(Reuters) - Democrat Mike Cooney’s recent ad in his race to become governor of Montana shows the white-haired 66-year-old rocking out on a drum set, wryly bemoaning having given up his “dream job” to become a public servant.
Aides hope the ad, along with a hefty schedule of to door-to-door campaigning - in gloves and a mask amid the COVID-19 pandemic - will pull the Lt. Governor over the finish line in a Republican-leaning state that Donald Trump won by 20 points in 2016.
With the election just days away, Cooney is in a dead heat with Republican Greg Gianforte to replace outgoing Democratic Governor Steve Bullock, who is running for U.S. Senate.
Both are seeking the support of independent voters whose choice will sway the election, one of the country’s most hotly contested gubernatorial races. [NL1N2HI339]. A poll by Montana State University, Billings, released Wednesday shows each candidate with 45% of support from likely voters, with 53% of independents breaking for Cooney compared to 36% for Gianforte.
“It’s a tough battle but this is what we signed up for,” said Matt Fidel, a spokesman for the Cooney campaign. “This is what Mike knew was coming.”
In the last days before the election, Cooney fielded a busy schedule, including door-knocking, a visit to the university town of Missoula and making the rounds of morning television shows. Like many Democrats, Cooney had held most of his events on the video-chat service Zoom or other digital platforms in the early days of the pandemic, Fidel said.
Gianforte, a Congressman who in 2017 famously knocked down a news reporter who had asked him a question about health care, has pumped $7.5 million of his own money into the primary and general election campaigns for governor.
To a degree, Gianforte has taken a page from the Trump playbook: a wealthy businessmen who has ridiculed Cooney’s long tenure as lawmaker and Montana Secretary of State. In Gianforte’s first ad of the gubernatorial race, he showed an image of himself with Trump, who in 2017 took to Twitter to laud the then-Congressional candidate’s body slam of reporter Ben Jacobs. Gianforte later pleaded guilty to a misdemeanor assault charge in the case.
“I stood with President Trump to cut taxes and strengthen our economy,” Gianforte, whose campaign did not respond to multiple requests for comment, said in the ad.
In a state where outdoor recreation and protection of public lands are vital issues, Gianforte has called for “responsible” development of coal, oil, gas and timber. He criticized the incumbent Democratic administration of Bullock and Cooney for blocking permits and promised to replace the heads of the state’s environmental agencies.
While Trump’s presence looms over all U.S. state races this year, neither Cooney nor Gianforte has focused his campaign on the Republican president, said political scientist Jason Adkins, a professor at Montana State University Billings.
Instead the health and economic impacts of the COVID-19 pandemic, which cost the state 75,000 jobs, dominate the campaign along with health care and differences over protecting public lands, he and others said.
“If you’re going to run in Montana you’ve got to claim that you’re separate from Washington and that you’re going to do things differently and make up your own mind,” said Eric Raile, a political scientist at Montana State University, Bozeman.

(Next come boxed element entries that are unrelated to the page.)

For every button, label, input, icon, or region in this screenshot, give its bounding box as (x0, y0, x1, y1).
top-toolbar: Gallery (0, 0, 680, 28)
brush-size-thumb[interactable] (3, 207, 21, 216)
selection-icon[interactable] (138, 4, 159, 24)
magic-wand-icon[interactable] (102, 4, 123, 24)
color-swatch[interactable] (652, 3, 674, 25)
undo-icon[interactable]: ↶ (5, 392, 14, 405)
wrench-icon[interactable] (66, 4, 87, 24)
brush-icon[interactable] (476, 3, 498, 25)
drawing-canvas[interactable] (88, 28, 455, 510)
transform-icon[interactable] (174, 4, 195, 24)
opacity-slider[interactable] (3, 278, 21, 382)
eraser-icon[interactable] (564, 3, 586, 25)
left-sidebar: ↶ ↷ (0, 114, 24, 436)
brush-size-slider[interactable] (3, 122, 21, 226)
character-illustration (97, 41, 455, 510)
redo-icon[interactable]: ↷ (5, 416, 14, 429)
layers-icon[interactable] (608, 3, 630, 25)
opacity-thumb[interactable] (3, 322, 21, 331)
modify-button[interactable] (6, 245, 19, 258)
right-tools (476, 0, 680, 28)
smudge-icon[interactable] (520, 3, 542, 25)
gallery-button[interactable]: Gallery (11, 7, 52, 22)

Raile’s polling also shows the two gubernatorial candidates - along with Bullock and incumbent Republican Senator Steve Daines - essentially tied, any differences within the margin of error of the surveys.
At play are a variety of political forces: Trump is still favored to win Montana, but is up in both polls by 7%, far from his 20 point landslide in 2016.
Bullock is the most popular politician in the state, and may have coattails that could help Cooney. Key to any victory will be the final decisions by women and independents. While both groups are breaking for Cooney by about 18 points, another 8% to 10% say they are undecided.
“When Gianforte announced he was going to run, people assumed he was going to win,” said Raile. “But in this election, independents seem to be acting and having views more like Democrats.”